New York Post

Angel hurts after missing final shot

- Steve Serby steve.serby@nypost.com

THE sight of Angel Delgado sprawled on the Garden floor and sobbing inconsolab­ly under the basket told you everything anyone needs to know about what defending your Big East tournament championsh­ip means, especially when you are defending it against the defending national champion. Delgado missed a last-second bunny that would have, should have, forced overtime, and there were still tears in his eyes long after teammates who revere him, first Desi Rodriguez and Ismael Sanogo, had helped him to his feet. “It never happened in my life,” Delgado said. “This is the first time I’m feeling like this. That’s it, gotta live with it.” He was wracked with guilt for Villanova 55, Seton Hall 53, on another spine-tingling Big East night when his string of 13 straight double doubles had come to an end. “It was my fault, I feel like,” Delgado said. “For me, we got the best team in the country. I got the best guys on my team.” The guys on his team have ridden his broad shoulders to an NCAA Tournament invitation, and they were having none of Delgado’s blame game, they were still picking him up in the locker room when the press conference­s had ended. “He tried to blame it on himself that he missed a layup at the end,” Rodriguez said. Then he mentioned Big East Player of the Year Josh Hart converting a three-point play with 9.6 seconds left off a Kris Jenkins missed 3. “He could put the blame on me, I gave up an offensive rebound ... but the layup is not why we lost the game.” The measure of how much respect Delgado (eight points, eight rebounds) has garnered was there for all to see when Hart, the assassin who refused to let Villanova lose, bent over to tell him to keep his chin up. Hart had been there a year ago, losing to Seton Hall in the Big East Championsh­ip game, and look what happened from there until the NCAA championsh­ip game against North Carolina.

“He’s a very profession­al guy, and the way he came over and talked to us and told us to keep our heads up ... he’s a great guy,” Rodriguez said. “He just told us, ‘Just keep working, we’re gonna be really good in the tournament,’ and that’s what we want to do.”

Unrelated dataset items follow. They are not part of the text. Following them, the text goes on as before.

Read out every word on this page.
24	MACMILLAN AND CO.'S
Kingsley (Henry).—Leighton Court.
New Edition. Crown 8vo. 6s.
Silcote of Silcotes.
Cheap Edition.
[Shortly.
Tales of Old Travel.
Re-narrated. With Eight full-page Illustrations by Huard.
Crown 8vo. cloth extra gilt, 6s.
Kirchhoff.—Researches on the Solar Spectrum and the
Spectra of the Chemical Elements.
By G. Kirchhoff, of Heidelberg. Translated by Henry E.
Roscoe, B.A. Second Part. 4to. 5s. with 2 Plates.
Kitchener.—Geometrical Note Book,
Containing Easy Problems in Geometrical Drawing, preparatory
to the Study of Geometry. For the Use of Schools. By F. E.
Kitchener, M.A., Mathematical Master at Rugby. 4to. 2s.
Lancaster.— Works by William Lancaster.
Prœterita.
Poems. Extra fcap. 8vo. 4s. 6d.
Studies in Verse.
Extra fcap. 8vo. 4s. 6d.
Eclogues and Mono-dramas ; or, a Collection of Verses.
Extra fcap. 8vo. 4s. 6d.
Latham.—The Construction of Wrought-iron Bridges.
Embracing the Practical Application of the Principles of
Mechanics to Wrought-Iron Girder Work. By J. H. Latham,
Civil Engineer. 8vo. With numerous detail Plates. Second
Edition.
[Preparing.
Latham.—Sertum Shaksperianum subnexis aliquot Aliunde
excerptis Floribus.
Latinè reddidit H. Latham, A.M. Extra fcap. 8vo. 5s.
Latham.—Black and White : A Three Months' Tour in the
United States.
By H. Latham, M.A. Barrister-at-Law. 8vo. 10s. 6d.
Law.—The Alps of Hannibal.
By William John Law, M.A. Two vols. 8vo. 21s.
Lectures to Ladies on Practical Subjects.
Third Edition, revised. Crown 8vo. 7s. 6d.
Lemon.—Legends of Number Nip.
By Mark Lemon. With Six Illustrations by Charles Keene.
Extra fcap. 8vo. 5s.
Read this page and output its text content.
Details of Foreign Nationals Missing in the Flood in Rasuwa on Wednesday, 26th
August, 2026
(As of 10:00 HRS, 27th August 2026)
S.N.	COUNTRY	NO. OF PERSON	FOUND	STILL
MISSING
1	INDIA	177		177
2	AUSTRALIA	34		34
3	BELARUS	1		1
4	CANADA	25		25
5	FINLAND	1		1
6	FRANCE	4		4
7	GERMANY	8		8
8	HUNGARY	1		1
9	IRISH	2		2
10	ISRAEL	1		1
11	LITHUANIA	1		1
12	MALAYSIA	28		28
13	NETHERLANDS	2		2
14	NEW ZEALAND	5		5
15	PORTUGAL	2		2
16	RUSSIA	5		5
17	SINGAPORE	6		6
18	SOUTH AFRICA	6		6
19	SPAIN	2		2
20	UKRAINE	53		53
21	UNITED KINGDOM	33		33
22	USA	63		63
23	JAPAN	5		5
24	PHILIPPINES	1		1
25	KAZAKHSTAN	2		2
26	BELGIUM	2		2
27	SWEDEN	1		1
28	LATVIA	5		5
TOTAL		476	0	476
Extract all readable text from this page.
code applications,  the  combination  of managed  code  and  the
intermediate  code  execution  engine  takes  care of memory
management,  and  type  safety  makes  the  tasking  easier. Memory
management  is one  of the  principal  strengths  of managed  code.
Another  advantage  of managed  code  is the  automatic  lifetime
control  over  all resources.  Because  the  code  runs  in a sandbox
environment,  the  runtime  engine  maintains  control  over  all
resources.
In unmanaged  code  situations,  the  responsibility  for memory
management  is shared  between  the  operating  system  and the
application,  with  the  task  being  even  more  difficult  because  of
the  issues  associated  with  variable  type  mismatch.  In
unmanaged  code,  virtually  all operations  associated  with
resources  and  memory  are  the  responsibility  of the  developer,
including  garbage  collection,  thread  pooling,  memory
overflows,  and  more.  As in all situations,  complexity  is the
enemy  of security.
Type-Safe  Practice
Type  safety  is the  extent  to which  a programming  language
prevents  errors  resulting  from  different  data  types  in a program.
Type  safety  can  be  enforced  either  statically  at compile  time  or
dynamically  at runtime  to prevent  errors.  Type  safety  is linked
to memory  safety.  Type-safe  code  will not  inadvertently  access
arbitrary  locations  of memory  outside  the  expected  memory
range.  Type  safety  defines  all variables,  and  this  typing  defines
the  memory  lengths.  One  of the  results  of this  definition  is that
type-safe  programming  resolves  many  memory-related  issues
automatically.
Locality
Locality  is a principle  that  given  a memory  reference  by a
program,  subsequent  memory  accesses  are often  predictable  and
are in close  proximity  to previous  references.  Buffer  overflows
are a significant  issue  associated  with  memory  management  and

Fearless freshman Myles Powell, who drilled three 3s in the first half, hurt for his 6-foot-10, 240-pound friend.

“Angel’s one of my best friends,” Powell said. “Seeing him go down like that, it brought tears to my eyes. I didn’t say nothing to him, I didn’t want no cameras to get what I was saying to him or anything like that, so I just waited til he came here, said a couple of words to him.

“The words I said to him, he listened to me. At the end there what I was telling him, he just told me that he loved me and I told him I loved him, too, and I just told him to pick his head up, because if it wasn’t for him, he’s the heart and soul of our team, we probably wouldn’t be here without him.”

Hart heaved the ball that Delgado could not believe had not gone in the basket to the other end of the Garden and exulted.

“Just missed it,” Delgado said. “That’s it.”

Then Hart immediatel­y stopped when he noticed Delgado’s anguish.

“I told Angel, ‘You’re a heck of a player and just keep going, you’ve got a bright future,” Hart said. “And we felt this feeling last year. And I said, ‘ You have this feeling right now. NCAA Tournament time, don’t have this feeling again.’ ” It meant the world to Delgado. “It means a lot because he’s a great player,” Delgado said. “I got all the respect for him. I hope he does good in life because he’s a great kid and a great player.”

Seton Hall suffocated Villanova in the first half, and led 27-20 because the Wildcats were 7-fot-26 (26.9 percent) from the field. Then Hart’s 14 points in the second half helped close the show.

“We’re the type of team that we bounce back,” Delgado said. “I think we will make a run and everything will be good.”